Dividendo e guidance
Novartis propone un dividendo di 3,70 franchi svizzeri per azione, in aumento del 5,7% rispetto al 2024. Per il 2026 la società prevede una crescita delle vendite nette a una singola cifra bassa e una lieve diminuzione dell’utile operativo core.

Dichiarazioni del CEO
Commentando i risultati, Vas Narasimhan, CEO di Novartis, ha sottolineato:"Il 2025 è stato un anno di solida performance, con crescita delle vendite e margini in espansione, nonostante le significative genericazioni negli Stati Uniti. I nostri principali driver Kisqali, Kesimpta, Pluvicto, Scemblix e Cosentyx hanno continuato a mostrare un andamento molto positivo".

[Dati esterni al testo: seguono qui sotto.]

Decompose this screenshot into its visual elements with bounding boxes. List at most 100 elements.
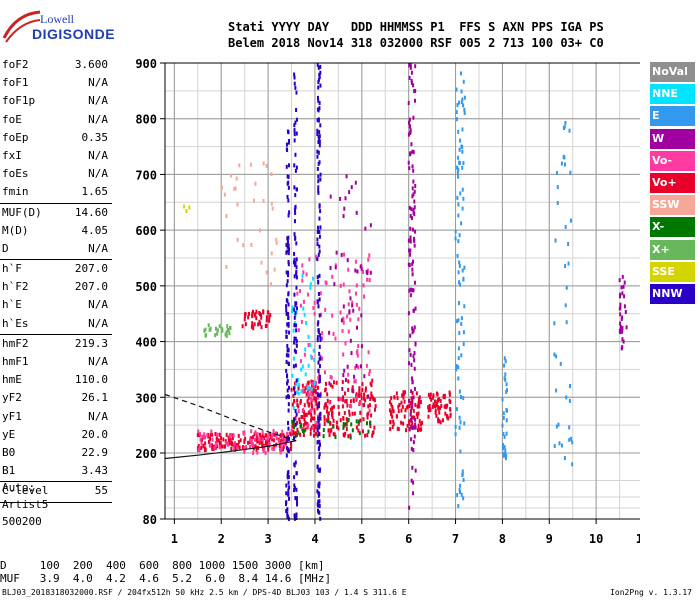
echo-point xyxy=(462,103,465,108)
echo-point xyxy=(231,436,234,441)
echo-point xyxy=(295,471,298,476)
echo-point xyxy=(261,430,264,435)
echo-point xyxy=(233,441,236,446)
echo-point xyxy=(623,280,626,285)
echo-point xyxy=(286,379,289,384)
echo-point xyxy=(317,117,320,122)
echo-point xyxy=(444,411,447,416)
echo-point xyxy=(243,439,246,444)
echo-point xyxy=(397,427,400,432)
param-value: N/A xyxy=(88,409,108,423)
echo-point xyxy=(279,438,282,443)
echo-point xyxy=(294,236,297,241)
echo-point xyxy=(310,412,313,417)
echo-point xyxy=(295,269,298,274)
echo-point xyxy=(293,128,296,133)
echo-point xyxy=(567,241,570,246)
echo-point xyxy=(455,363,458,368)
echo-point xyxy=(317,419,320,424)
echo-point xyxy=(250,442,253,447)
echo-point xyxy=(560,443,563,448)
echo-point xyxy=(344,422,347,427)
echo-point xyxy=(286,249,289,254)
echo-point xyxy=(318,401,321,406)
echo-point xyxy=(503,452,506,457)
echo-point xyxy=(295,339,298,344)
echo-point xyxy=(457,129,460,134)
echo-point xyxy=(255,316,258,321)
echo-point xyxy=(354,259,357,264)
echo-point xyxy=(302,306,305,311)
echo-point xyxy=(417,426,420,431)
echo-point xyxy=(459,420,462,425)
echo-point xyxy=(254,181,257,186)
echo-point xyxy=(287,270,290,275)
echo-point xyxy=(332,432,335,437)
echo-point xyxy=(457,202,460,207)
echo-point xyxy=(286,129,289,134)
echo-point xyxy=(355,397,358,402)
echo-point xyxy=(303,410,306,415)
echo-point xyxy=(460,353,463,358)
echo-point xyxy=(238,445,241,450)
echo-point xyxy=(295,378,298,383)
param-label: B0 xyxy=(2,445,16,459)
param-label: hmF2 xyxy=(2,336,29,350)
param-value: N/A xyxy=(88,167,108,181)
echo-point xyxy=(443,404,446,409)
echo-point xyxy=(218,324,221,329)
echo-point xyxy=(317,499,320,504)
echo-point xyxy=(318,297,321,302)
echo-point xyxy=(400,420,403,425)
y-tick-label: 400 xyxy=(135,336,157,350)
param-row-d: D N/A xyxy=(0,240,112,258)
echo-point xyxy=(317,502,320,507)
echo-point xyxy=(292,356,295,361)
echo-point xyxy=(265,318,268,323)
echo-point xyxy=(363,396,366,401)
echo-point xyxy=(298,420,301,425)
echo-point xyxy=(273,267,276,272)
echo-point xyxy=(363,294,366,299)
echo-point xyxy=(349,296,352,301)
echo-point xyxy=(621,329,624,334)
echo-point xyxy=(318,313,321,318)
echo-point xyxy=(318,130,321,135)
echo-point xyxy=(342,352,345,357)
echo-point xyxy=(225,432,228,437)
echo-point xyxy=(416,414,419,419)
echo-point xyxy=(294,350,297,355)
echo-point xyxy=(329,407,332,412)
echo-point xyxy=(412,354,415,359)
echo-point xyxy=(457,213,460,218)
echo-point xyxy=(259,435,262,440)
echo-point xyxy=(237,433,240,438)
echo-point xyxy=(287,273,290,278)
echo-point xyxy=(459,282,462,287)
echo-point xyxy=(295,257,298,262)
echo-point xyxy=(281,435,284,440)
echo-point xyxy=(555,354,558,359)
echo-point xyxy=(318,101,321,106)
x-tick-label: 11 xyxy=(636,532,640,546)
echo-point xyxy=(309,431,312,436)
echo-point xyxy=(265,315,268,320)
echo-point xyxy=(287,198,290,203)
echo-point xyxy=(454,236,457,241)
echo-point xyxy=(257,322,260,327)
echo-point xyxy=(293,274,296,279)
echo-point xyxy=(420,422,423,427)
echo-point xyxy=(286,473,289,478)
echo-point xyxy=(285,491,288,496)
trace-curve-solid xyxy=(164,440,297,460)
echo-point xyxy=(262,310,265,315)
echo-point xyxy=(207,440,210,445)
echo-point xyxy=(254,437,257,442)
echo-point xyxy=(333,432,336,437)
echo-point xyxy=(316,242,319,247)
echo-point xyxy=(391,424,394,429)
echo-point xyxy=(262,161,265,166)
echo-point xyxy=(330,375,333,380)
echo-point xyxy=(346,314,349,319)
echo-point xyxy=(621,274,624,279)
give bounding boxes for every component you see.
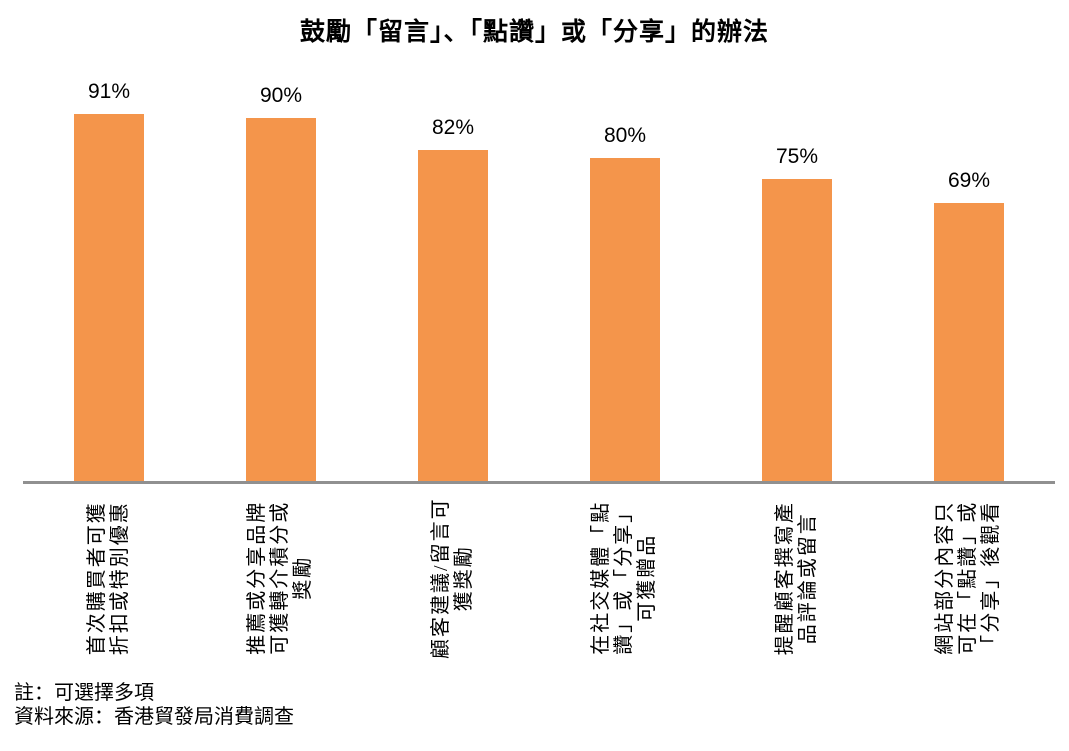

Narasimhan ha inoltre evidenziato i progressi della pipeline:"Abbiamo avanzato diversi potenziali multiblockbuster, con approvazioni FDA e risultati positivi di Fase III per Rhapsido, Pluvicto, Itvisma e ianalumab. La proposta di acquisizione di Avidity, che prevediamo di finalizzare nel primo semestre, rafforzerà ulteriormente la nostra pipeline".

Strategia e priorità
Novartis conferma il focus sull’innovazione in quattro aree terapeutiche principali: cardiovascolare-renale-metabolica, immunologia, neuroscienze e oncologia. La società investe in piattaforme consolidate (chimica e bioterapeutica) e in piattaforme emergenti (terapia genica e cellulare, radioligandi e xRNA), puntando a rafforzare le capacità di ricerca e sviluppo e produttive. Dal punto di vista geografico, la crescita sarà concentrata in Stati Uniti, Cina, Germania e Giappone.

Le priorità operative restano accelerate: l’azienda punta a fornire farmaci di alto valore e a eccellere nei lanci di nuovi prodotti, consolidare i ricavi attraverso efficienza operativa e generazione di cassa, e rafforzare le fondamenta investendo sulle persone, sui dati scientifici e sul rapporto di fiducia con la società.